Conversation compaction appears under-integrated. compactConversation() can summarize older turns into a retained-looking summary, but the Ink app calls it without storing the returned compacted messages for future prompts (compactor.ts, app.tsx). As reviewed, compaction is more implemented helper than effective retained artifact.
What to Watch
- Whether
drafts/gains an explicit promotion workflow into reviewed wiki articles. - Whether digest articles are indexed consistently and given normal wiki frontmatter, or remain an optional side effect.
- Whether contradiction handling moves from prompt policy into a checked merge/review workflow.
- Whether
browzy.schema.mdgrows structured fields or validation, which would make it a stronger system-definition artifact. - Whether retrieval shifts from FTS and heuristic ranking toward embeddings or hybrid retrieval, and whether canonical markdown remains the source of truth.

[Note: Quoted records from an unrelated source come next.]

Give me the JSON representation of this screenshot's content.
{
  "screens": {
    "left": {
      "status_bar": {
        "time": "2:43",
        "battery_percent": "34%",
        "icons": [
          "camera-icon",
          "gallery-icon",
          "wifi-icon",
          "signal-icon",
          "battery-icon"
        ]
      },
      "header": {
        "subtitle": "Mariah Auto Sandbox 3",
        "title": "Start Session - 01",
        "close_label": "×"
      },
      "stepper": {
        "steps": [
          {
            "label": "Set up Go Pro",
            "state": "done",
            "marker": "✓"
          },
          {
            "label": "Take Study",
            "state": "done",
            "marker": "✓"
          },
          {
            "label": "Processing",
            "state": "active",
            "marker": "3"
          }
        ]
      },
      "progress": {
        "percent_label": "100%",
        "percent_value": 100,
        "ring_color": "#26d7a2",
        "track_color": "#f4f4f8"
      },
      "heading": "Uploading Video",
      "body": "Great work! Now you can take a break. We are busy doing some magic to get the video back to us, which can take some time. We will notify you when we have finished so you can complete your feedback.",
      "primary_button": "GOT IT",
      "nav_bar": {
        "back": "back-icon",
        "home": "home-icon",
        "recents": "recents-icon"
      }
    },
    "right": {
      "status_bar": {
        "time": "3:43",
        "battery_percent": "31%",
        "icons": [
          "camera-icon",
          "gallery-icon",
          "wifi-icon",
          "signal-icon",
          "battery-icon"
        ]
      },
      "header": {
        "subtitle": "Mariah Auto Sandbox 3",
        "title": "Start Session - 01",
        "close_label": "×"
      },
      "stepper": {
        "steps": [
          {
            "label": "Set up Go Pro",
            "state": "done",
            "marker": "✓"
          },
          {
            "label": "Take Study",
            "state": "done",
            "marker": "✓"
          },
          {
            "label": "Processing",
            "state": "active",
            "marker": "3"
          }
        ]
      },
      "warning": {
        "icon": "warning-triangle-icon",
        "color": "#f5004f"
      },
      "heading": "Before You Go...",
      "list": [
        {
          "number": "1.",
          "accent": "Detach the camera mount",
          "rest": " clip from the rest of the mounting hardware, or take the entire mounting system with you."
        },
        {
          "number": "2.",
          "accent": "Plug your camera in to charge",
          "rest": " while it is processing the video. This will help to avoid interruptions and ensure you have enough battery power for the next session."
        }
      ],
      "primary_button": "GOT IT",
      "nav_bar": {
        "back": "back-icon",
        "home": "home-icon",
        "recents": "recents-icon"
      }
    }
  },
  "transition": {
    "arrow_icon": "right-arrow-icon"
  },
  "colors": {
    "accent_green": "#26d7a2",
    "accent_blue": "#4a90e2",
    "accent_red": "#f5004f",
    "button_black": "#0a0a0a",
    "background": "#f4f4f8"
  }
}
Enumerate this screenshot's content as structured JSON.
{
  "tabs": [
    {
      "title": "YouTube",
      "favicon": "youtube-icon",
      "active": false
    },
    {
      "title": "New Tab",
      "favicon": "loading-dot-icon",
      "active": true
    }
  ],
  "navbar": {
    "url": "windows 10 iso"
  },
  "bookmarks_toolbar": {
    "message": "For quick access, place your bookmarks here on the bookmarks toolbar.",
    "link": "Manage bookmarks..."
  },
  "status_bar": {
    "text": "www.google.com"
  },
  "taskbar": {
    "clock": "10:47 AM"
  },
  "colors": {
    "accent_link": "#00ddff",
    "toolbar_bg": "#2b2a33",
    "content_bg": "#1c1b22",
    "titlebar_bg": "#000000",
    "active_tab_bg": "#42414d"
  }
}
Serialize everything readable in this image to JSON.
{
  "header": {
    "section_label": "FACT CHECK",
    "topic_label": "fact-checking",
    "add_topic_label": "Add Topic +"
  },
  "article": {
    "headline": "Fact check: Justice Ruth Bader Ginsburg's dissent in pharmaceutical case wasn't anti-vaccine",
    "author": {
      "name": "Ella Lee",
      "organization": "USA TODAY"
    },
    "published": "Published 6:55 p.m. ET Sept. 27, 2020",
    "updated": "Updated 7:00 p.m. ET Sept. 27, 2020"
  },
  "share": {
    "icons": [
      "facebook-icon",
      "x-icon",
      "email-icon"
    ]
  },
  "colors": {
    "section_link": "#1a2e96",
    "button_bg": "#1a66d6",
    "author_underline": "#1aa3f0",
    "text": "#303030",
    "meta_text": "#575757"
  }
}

- Whether linter output becomes actionable maintenance state rather than one-off terminal feedback.
Relevant Notes:
- Files beat a database for agent-operated knowledge bases — aligns: browzy keeps markdown articles canonical and uses SQLite as a derived index.
- A functioning knowledge base needs a workshop layer, not just a library — compares: browzy's raw/wiki/drafts/output data tree behaves like a queryable research workshop.
- Distillation is transformation not selection — exemplifies: raw sources are transformed into new compiled wiki articles before retrieval.
- Stale indexes are worse than no indexes — warns: browzy's FTS and
_index.jsonsurfaces are only trustworthy when kept synchronized with canonical markdown. - Memory design adds operational axes to artifact analysis — applies: browzy is clearest when raw sources, wiki articles, FTS index, schema, sessions, digests, and drafts are classified by substrate, form, lineage, and authority.
- LLM Wiki — compares: both compile raw material into markdown wiki articles, but browzy implements a TypeScript runtime and SQLite retrieval layer.